The Consumer Financial Protection Bureau has concluded a 2024 action it took against nonbank mortgage company Fay Servicing under a former director in line with a broader rollback of enforcement under new leadership.
“The bureau waives any alleged noncompliance by Fay Servicing with the consent order,” read an order that Russell Vought, the CFPB’s current acting director, authorized. The new order leave consumer redress and a monetary penalty involved in place
The move releases Fay from an order it felt forced into a “business decision” to sign off on despite disagreement with claims of new violations and issues related to compliance with a prior 2017 settlement involving dual tracking claims.
CFPB also had previously terminated the 2017 order, which a company spokesperson had said that year involved “isolated” and “technical” claims that “concern a small fraction” of Fay’s borrowers. Richard Cordray headed the bureau back then.

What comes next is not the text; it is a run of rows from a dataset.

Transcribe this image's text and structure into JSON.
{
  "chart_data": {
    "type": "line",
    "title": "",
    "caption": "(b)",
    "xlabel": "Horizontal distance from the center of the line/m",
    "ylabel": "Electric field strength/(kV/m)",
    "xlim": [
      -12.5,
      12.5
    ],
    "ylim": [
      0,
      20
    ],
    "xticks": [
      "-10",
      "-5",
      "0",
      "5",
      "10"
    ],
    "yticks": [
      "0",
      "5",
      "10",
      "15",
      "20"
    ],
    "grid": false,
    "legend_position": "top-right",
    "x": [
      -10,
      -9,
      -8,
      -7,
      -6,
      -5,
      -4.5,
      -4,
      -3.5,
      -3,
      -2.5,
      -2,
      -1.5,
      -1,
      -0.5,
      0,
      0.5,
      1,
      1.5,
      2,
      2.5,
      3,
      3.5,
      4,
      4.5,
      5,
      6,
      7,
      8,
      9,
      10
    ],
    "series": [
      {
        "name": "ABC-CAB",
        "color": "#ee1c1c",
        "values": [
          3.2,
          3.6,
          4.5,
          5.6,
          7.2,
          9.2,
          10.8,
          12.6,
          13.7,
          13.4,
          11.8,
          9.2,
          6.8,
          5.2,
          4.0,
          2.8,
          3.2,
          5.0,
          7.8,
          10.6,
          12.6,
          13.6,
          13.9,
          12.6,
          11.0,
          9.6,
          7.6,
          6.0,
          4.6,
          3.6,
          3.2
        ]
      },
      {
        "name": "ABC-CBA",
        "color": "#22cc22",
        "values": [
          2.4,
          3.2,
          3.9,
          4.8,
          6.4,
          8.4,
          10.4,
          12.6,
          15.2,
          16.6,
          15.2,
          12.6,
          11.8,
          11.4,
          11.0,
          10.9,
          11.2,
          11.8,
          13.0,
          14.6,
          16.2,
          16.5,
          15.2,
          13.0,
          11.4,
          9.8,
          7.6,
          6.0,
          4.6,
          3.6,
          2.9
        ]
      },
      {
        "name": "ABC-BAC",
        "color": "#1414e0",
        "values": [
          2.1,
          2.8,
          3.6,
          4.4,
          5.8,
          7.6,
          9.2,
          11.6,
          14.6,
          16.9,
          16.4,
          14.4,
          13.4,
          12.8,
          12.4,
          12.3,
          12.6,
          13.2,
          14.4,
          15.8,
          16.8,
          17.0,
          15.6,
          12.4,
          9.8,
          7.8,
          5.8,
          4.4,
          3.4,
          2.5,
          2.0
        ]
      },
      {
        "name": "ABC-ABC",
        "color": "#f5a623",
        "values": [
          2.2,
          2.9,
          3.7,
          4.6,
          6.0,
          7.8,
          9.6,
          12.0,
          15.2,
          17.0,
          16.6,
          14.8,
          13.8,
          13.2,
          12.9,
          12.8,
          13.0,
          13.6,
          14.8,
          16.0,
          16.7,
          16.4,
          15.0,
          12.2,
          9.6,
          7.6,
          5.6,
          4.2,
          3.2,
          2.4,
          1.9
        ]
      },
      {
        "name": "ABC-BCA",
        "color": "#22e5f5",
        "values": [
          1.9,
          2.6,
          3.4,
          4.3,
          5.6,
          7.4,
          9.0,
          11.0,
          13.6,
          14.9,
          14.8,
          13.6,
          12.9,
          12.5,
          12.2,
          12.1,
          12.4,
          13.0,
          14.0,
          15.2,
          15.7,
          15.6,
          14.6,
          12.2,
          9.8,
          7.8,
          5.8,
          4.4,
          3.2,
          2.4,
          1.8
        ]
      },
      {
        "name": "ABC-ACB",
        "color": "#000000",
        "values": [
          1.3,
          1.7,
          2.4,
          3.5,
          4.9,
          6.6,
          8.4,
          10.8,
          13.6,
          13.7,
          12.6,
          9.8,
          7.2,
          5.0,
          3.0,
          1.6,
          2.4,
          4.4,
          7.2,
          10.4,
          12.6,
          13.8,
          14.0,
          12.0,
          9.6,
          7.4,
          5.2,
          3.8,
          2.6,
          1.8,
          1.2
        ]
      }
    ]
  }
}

(Dual tracking prohibitions governed by the Real Estate Settlement Procedures Act’s Regulation X and other consumer protection laws are designed to prohibit situations where companies simultaneously pursue a foreclosure path while evaluating borrowers for alternatives.)

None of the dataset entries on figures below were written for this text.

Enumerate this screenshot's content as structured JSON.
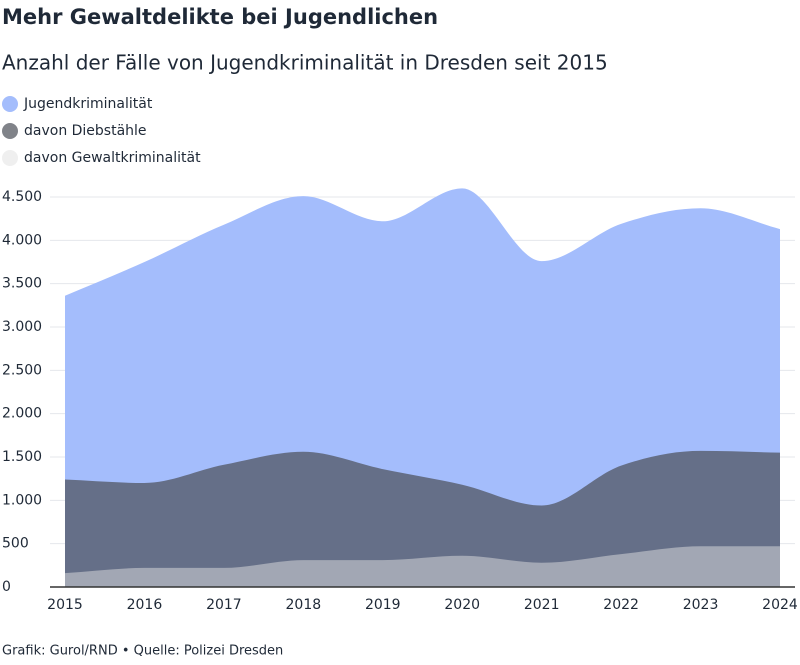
{
  "chart_data": {
    "type": "area",
    "title": "Mehr Gewaltdelikte bei Jugendlichen",
    "subtitle": "Anzahl der Fälle von Jugendkriminalität in Dresden seit 2015",
    "source": "Grafik: Gurol/RND • Quelle: Polizei Dresden",
    "categories": [
      "2015",
      "2016",
      "2017",
      "2018",
      "2019",
      "2020",
      "2021",
      "2022",
      "2023",
      "2024"
    ],
    "series": [
      {
        "name": "Jugendkriminalität",
        "color": "#a4bdfc",
        "values": [
          3360,
          3750,
          4180,
          4510,
          4220,
          4600,
          3760,
          4190,
          4370,
          4130
        ]
      },
      {
        "name": "davon Diebstähle",
        "color": "#4a4f57",
        "values": [
          1240,
          1200,
          1410,
          1560,
          1360,
          1180,
          940,
          1400,
          1570,
          1550
        ]
      },
      {
        "name": "davon Gewaltkriminalität",
        "color": "#e0e0e0",
        "values": [
          160,
          220,
          220,
          310,
          310,
          360,
          280,
          380,
          470,
          470
        ]
      }
    ],
    "ylim": [
      0,
      4500
    ],
    "yticks": [
      0,
      500,
      {
        "value": 1000,
        "label": "1.000"
      },
      {
        "value": 1500,
        "label": "1.500"
      },
      {
        "value": 2000,
        "label": "2.000"
      },
      {
        "value": 2500,
        "label": "2.500"
      },
      {
        "value": 3000,
        "label": "3.000"
      },
      {
        "value": 3500,
        "label": "3.500"
      },
      {
        "value": 4000,
        "label": "4.000"
      },
      {
        "value": 4500,
        "label": "4.500"
      }
    ],
    "grid": true
  }
}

Fay issued statements on Wednesday showing appreciation for the CFPB’s termination of the 2024 consent order and noting that the company is “committed to the highest standards of compliance and borrower care.”
A company spokesperson added that its legal representative, Michelle Rogers of Cooley LLP, confirmed that the CFPB dismissed the 2024 consent order.

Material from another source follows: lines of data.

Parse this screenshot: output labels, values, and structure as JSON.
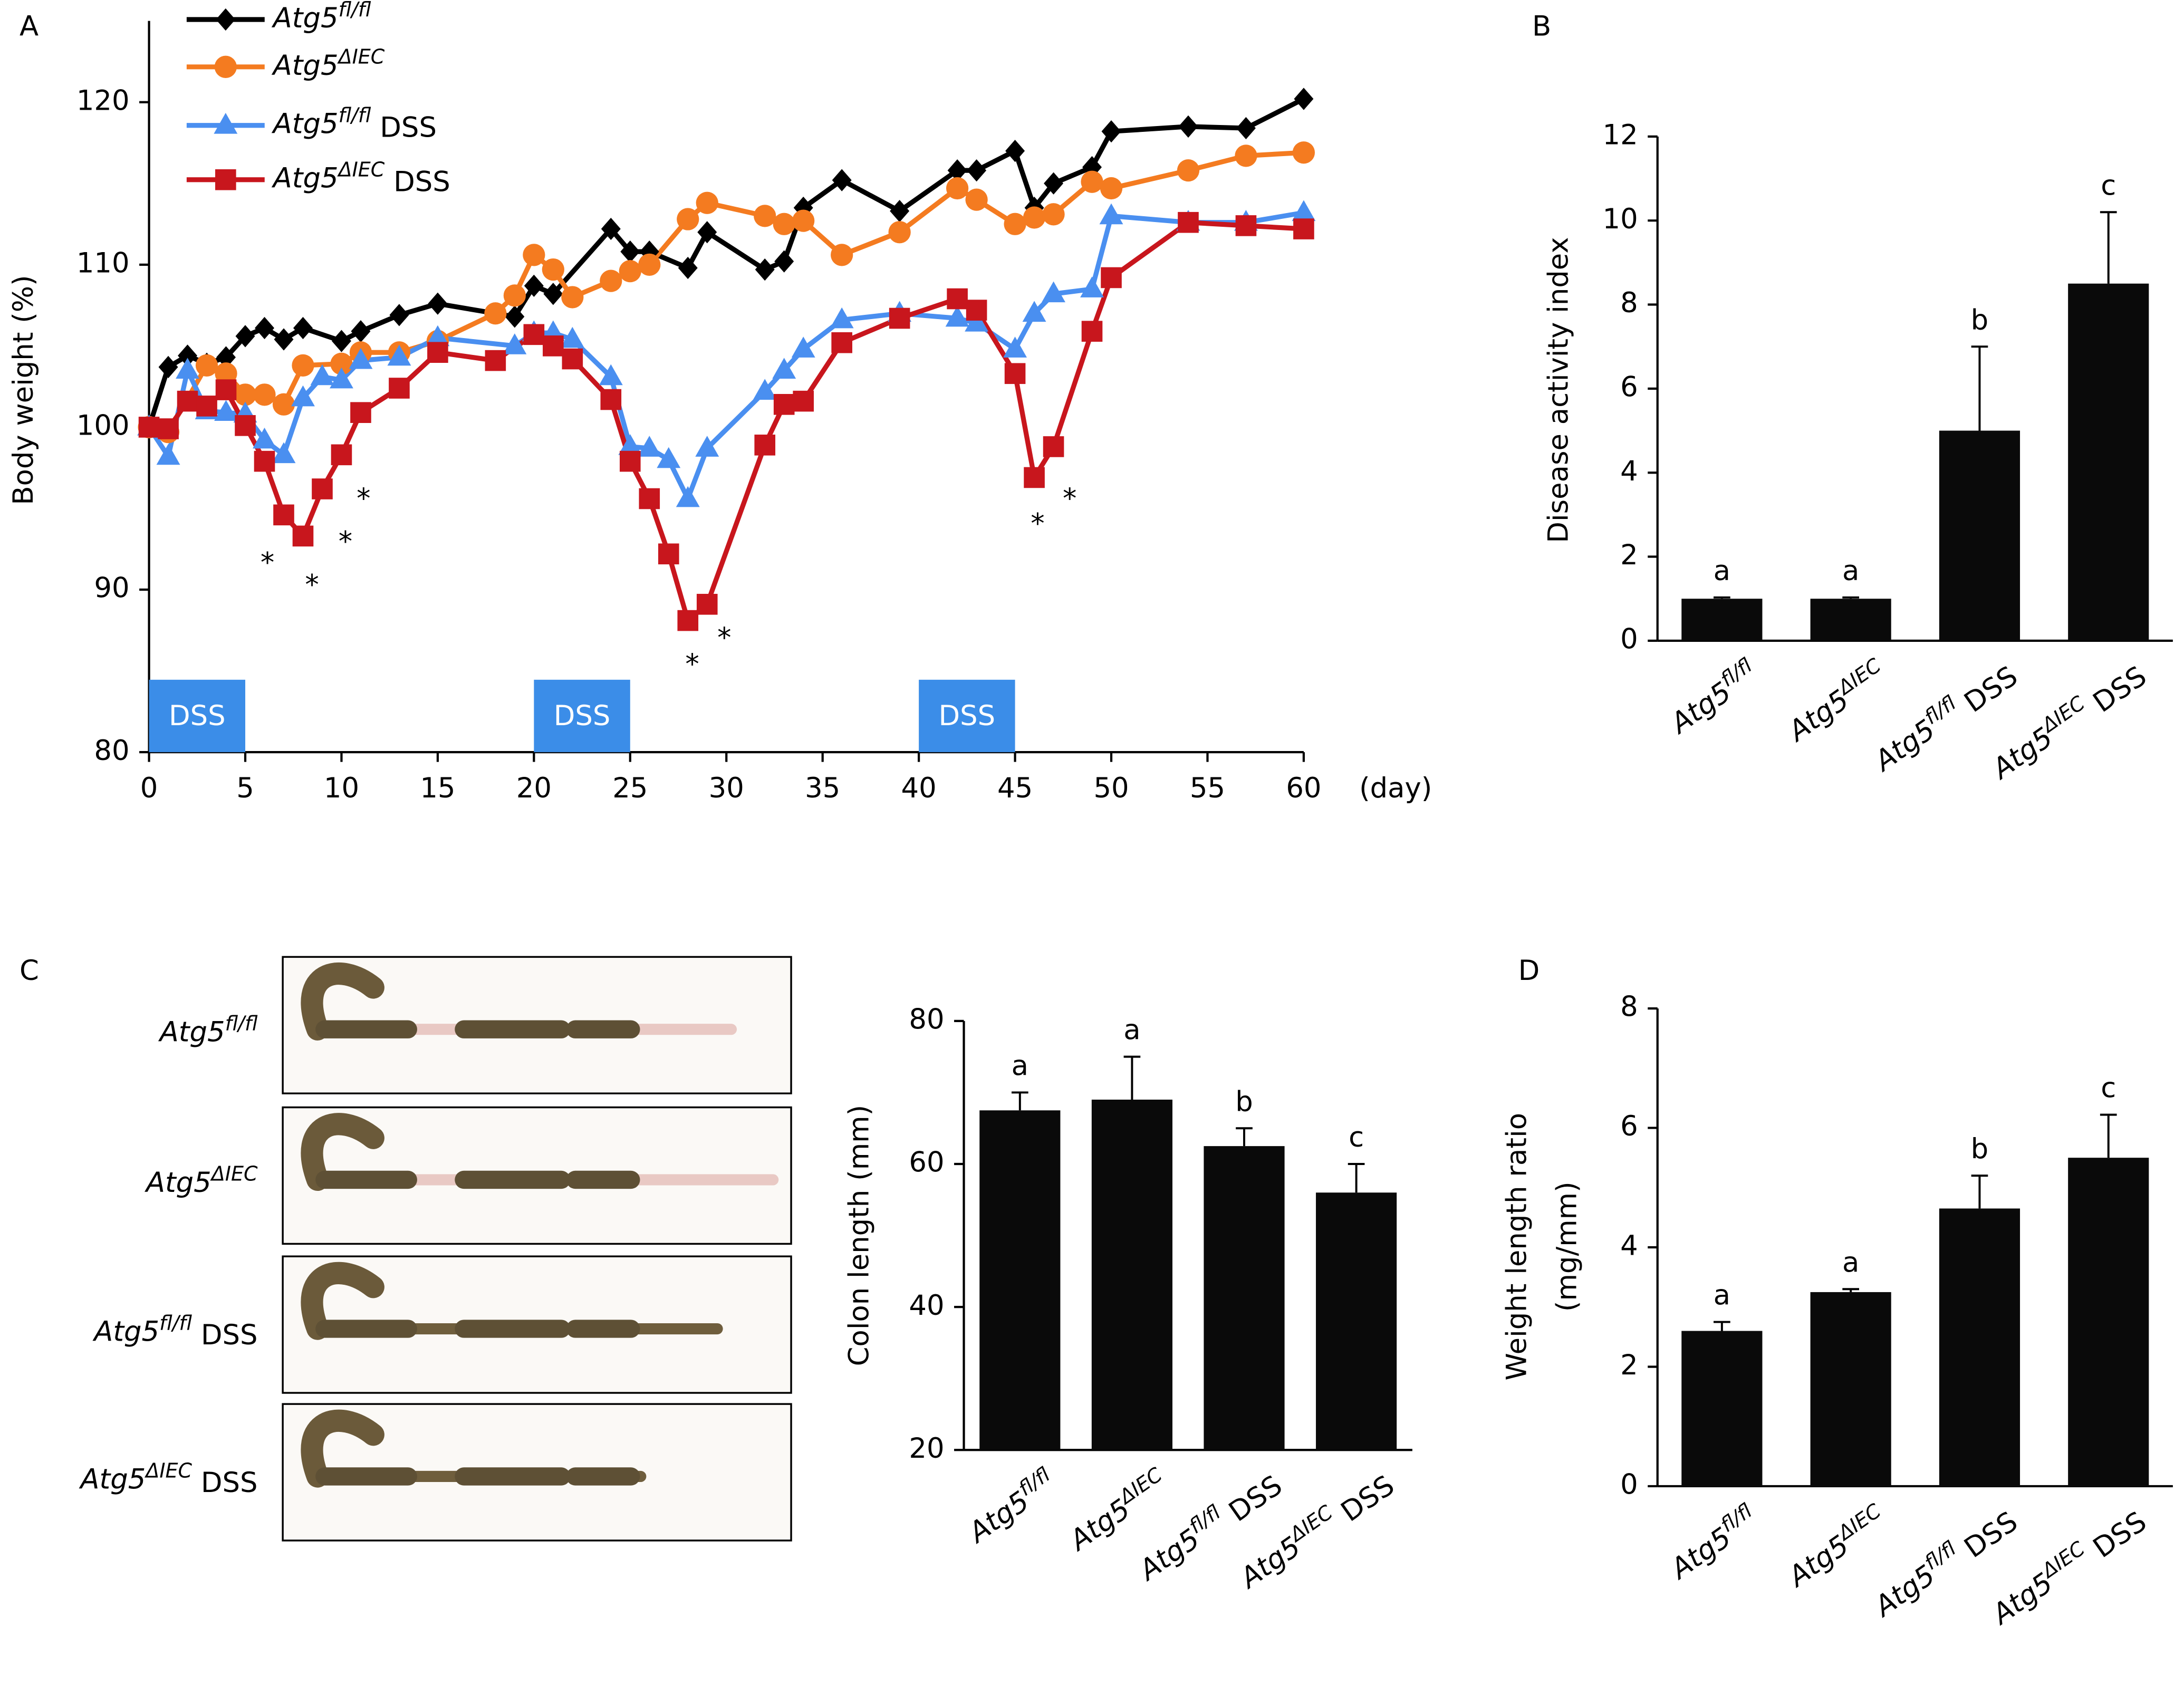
{
  "chart_data": [
    {
      "type": "line",
      "panel_label": "A",
      "ylabel": "Body weight (%)",
      "xlabel": "(day)",
      "xlim": [
        0,
        60
      ],
      "ylim": [
        80,
        125
      ],
      "xticks": [
        0,
        5,
        10,
        15,
        20,
        25,
        30,
        35,
        40,
        45,
        50,
        55,
        60
      ],
      "yticks": [
        80,
        90,
        100,
        110,
        120
      ],
      "series": [
        {
          "name": "Atg5fl/fl",
          "color": "#000000",
          "marker": "diamond",
          "x": [
            0,
            1,
            2,
            3,
            4,
            5,
            6,
            7,
            8,
            10,
            11,
            13,
            15,
            19,
            20,
            21,
            24,
            25,
            26,
            28,
            29,
            32,
            33,
            34,
            36,
            39,
            42,
            43,
            45,
            46,
            47,
            49,
            50,
            54,
            57,
            60
          ],
          "values": [
            100,
            103.7,
            104.4,
            103.9,
            104.3,
            105.6,
            106.1,
            105.4,
            106.1,
            105.3,
            105.9,
            106.9,
            107.6,
            106.8,
            108.7,
            108.2,
            112.2,
            110.8,
            110.8,
            109.8,
            112.0,
            109.7,
            110.2,
            113.5,
            115.2,
            113.3,
            115.8,
            115.8,
            117.0,
            113.5,
            115.0,
            116.0,
            118.2,
            118.5,
            118.4,
            120.2
          ]
        },
        {
          "name": "Atg5ΔIEC",
          "color": "#f47b20",
          "marker": "circle",
          "x": [
            0,
            1,
            3,
            4,
            5,
            6,
            7,
            8,
            10,
            11,
            13,
            15,
            18,
            19,
            20,
            21,
            22,
            24,
            25,
            26,
            28,
            29,
            32,
            33,
            34,
            36,
            39,
            42,
            43,
            45,
            46,
            47,
            49,
            50,
            54,
            57,
            60
          ],
          "values": [
            100,
            99.7,
            103.8,
            103.3,
            102.0,
            102.0,
            101.4,
            103.8,
            103.9,
            104.6,
            104.6,
            105.3,
            107.0,
            108.1,
            110.6,
            109.7,
            108.0,
            109.0,
            109.6,
            110.0,
            112.8,
            113.8,
            113.0,
            112.5,
            112.7,
            110.6,
            112.0,
            114.7,
            114.0,
            112.5,
            112.9,
            113.1,
            115.1,
            114.7,
            115.8,
            116.7,
            116.9
          ]
        },
        {
          "name": "Atg5fl/fl DSS",
          "color": "#4a8ff0",
          "marker": "triangle",
          "x": [
            0,
            1,
            2,
            3,
            4,
            5,
            6,
            7,
            8,
            9,
            10,
            11,
            13,
            15,
            19,
            20,
            21,
            22,
            24,
            25,
            26,
            27,
            28,
            29,
            32,
            33,
            34,
            36,
            39,
            42,
            43,
            45,
            46,
            47,
            49,
            50,
            54,
            57,
            60
          ],
          "values": [
            100,
            98.2,
            103.5,
            101.0,
            100.9,
            100.8,
            99.2,
            98.3,
            101.8,
            103.1,
            102.9,
            104.1,
            104.3,
            105.5,
            105.0,
            105.8,
            105.8,
            105.4,
            103.1,
            98.8,
            98.7,
            98.0,
            95.6,
            98.7,
            102.2,
            103.5,
            104.8,
            106.6,
            107.0,
            106.7,
            106.4,
            104.8,
            107.0,
            108.2,
            108.5,
            113.0,
            112.6,
            112.6,
            113.2
          ]
        },
        {
          "name": "Atg5ΔIEC DSS",
          "color": "#c8161d",
          "marker": "square",
          "x": [
            0,
            1,
            2,
            3,
            4,
            5,
            6,
            7,
            8,
            9,
            10,
            11,
            13,
            15,
            18,
            20,
            21,
            22,
            24,
            25,
            26,
            27,
            28,
            29,
            32,
            33,
            34,
            36,
            39,
            42,
            43,
            45,
            46,
            47,
            49,
            50,
            54,
            57,
            60
          ],
          "values": [
            100,
            99.9,
            101.6,
            101.3,
            102.3,
            100.1,
            97.9,
            94.6,
            93.3,
            96.2,
            98.3,
            100.9,
            102.4,
            104.6,
            104.1,
            105.7,
            105.0,
            104.2,
            101.7,
            97.9,
            95.6,
            92.2,
            88.1,
            89.1,
            98.9,
            101.4,
            101.6,
            105.2,
            106.7,
            107.9,
            107.2,
            103.3,
            96.9,
            98.8,
            105.9,
            109.2,
            112.6,
            112.4,
            112.2
          ]
        }
      ],
      "shaded_periods": [
        {
          "label": "DSS",
          "start": 0,
          "end": 5
        },
        {
          "label": "DSS",
          "start": 20,
          "end": 25
        },
        {
          "label": "DSS",
          "start": 40,
          "end": 45
        }
      ],
      "shade_color": "#3b8de8",
      "annotations": [
        "*",
        "*",
        "*",
        "*",
        "*",
        "*",
        "*",
        "*"
      ]
    },
    {
      "type": "bar",
      "panel_label": "B",
      "ylabel": "Disease activity index",
      "categories": [
        "Atg5fl/fl",
        "Atg5ΔIEC",
        "Atg5fl/fl DSS",
        "Atg5ΔIEC DSS"
      ],
      "values": [
        1,
        1,
        5,
        8.5
      ],
      "errors": [
        0.03,
        0.03,
        2,
        1.7
      ],
      "annotations": [
        "a",
        "a",
        "b",
        "c"
      ],
      "color": "#0a0a0a",
      "ylim": [
        0,
        12
      ],
      "yticks": [
        0,
        2,
        4,
        6,
        8,
        10,
        12
      ]
    },
    {
      "type": "bar",
      "panel_label": "C",
      "ylabel": "Colon length (mm)",
      "image_labels": [
        "Atg5fl/fl",
        "Atg5ΔIEC",
        "Atg5fl/fl DSS",
        "Atg5ΔIEC DSS"
      ],
      "categories": [
        "Atg5fl/fl",
        "Atg5ΔIEC",
        "Atg5fl/fl DSS",
        "Atg5ΔIEC DSS"
      ],
      "values": [
        67.5,
        69,
        62.5,
        56
      ],
      "errors": [
        2.5,
        6,
        2.5,
        4
      ],
      "annotations": [
        "a",
        "a",
        "b",
        "c"
      ],
      "color": "#0a0a0a",
      "ylim": [
        20,
        80
      ],
      "yticks": [
        20,
        40,
        60,
        80
      ]
    },
    {
      "type": "bar",
      "panel_label": "D",
      "ylabel": [
        "Weight length ratio",
        "(mg/mm)"
      ],
      "categories": [
        "Atg5fl/fl",
        "Atg5ΔIEC",
        "Atg5fl/fl DSS",
        "Atg5ΔIEC DSS"
      ],
      "values": [
        2.6,
        3.25,
        4.65,
        5.5
      ],
      "errors": [
        0.15,
        0.05,
        0.55,
        0.72
      ],
      "annotations": [
        "a",
        "a",
        "b",
        "c"
      ],
      "color": "#0a0a0a",
      "ylim": [
        0,
        8
      ],
      "yticks": [
        0,
        2,
        4,
        6,
        8
      ]
    }
  ]
}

Fay agreed to pay a $2 million civil money penalty and $3 billion consumer redress as part of the 2024 consent order. It also agreed to spend $2 million on compliance management and technology last year, an expenditure there was no mention of in the termination order.
Vought said in his order that Fay had satisfied the first two obligations and that the bureau would be distributing the redress to consumers.
Other CFPB actions walked back at mortgage lenders and banks
The CPFB has dismissed several previous actions against companies in the housing finance industry and other business sectors, including lawsuits against Rocket and Vanderbilt Mortgage, and a $95 million overdraft settlement with Navy Federal.
The bureau also withdrew an amicus brief supporting plaintiffs suing Mr. Cooper for charging $25 for expedited payoff quotes, and has signaled that it could take larger deregulatory actions such as axing the loan officer compensation rule.
The tax bill the Senate recently passed, which is going through a budget reconciliation process with the House, would gut the CFPB’s funding in line with longtime Trump administration aims.
States remain active in nonbank mortgage servicer oversight
While the Trump administration has largely defanged the bureau, there are widespread expectations certain state regulators like California’s Department of Financial Protection or the New York Department of Financial Services could look to fill in the gap.
Although only 11 states have completely adopted the Conference of State Bank Supervisors’ prudential standards for nonbank mortgage servicers. CSBS considers 99% of the market covered by them due to multistate examinations, according to Kevin Byers, a senior director.
Arkansas, Colorado, Connecticut, Georgia, Iowa, Maryland, Minnesota, Montana, Nevada, North Dakota and Wisconsin have signed on in whole and North Carolina may follow. There’s partial adoption in Oregon and Washington. New York’s standards are considered similar.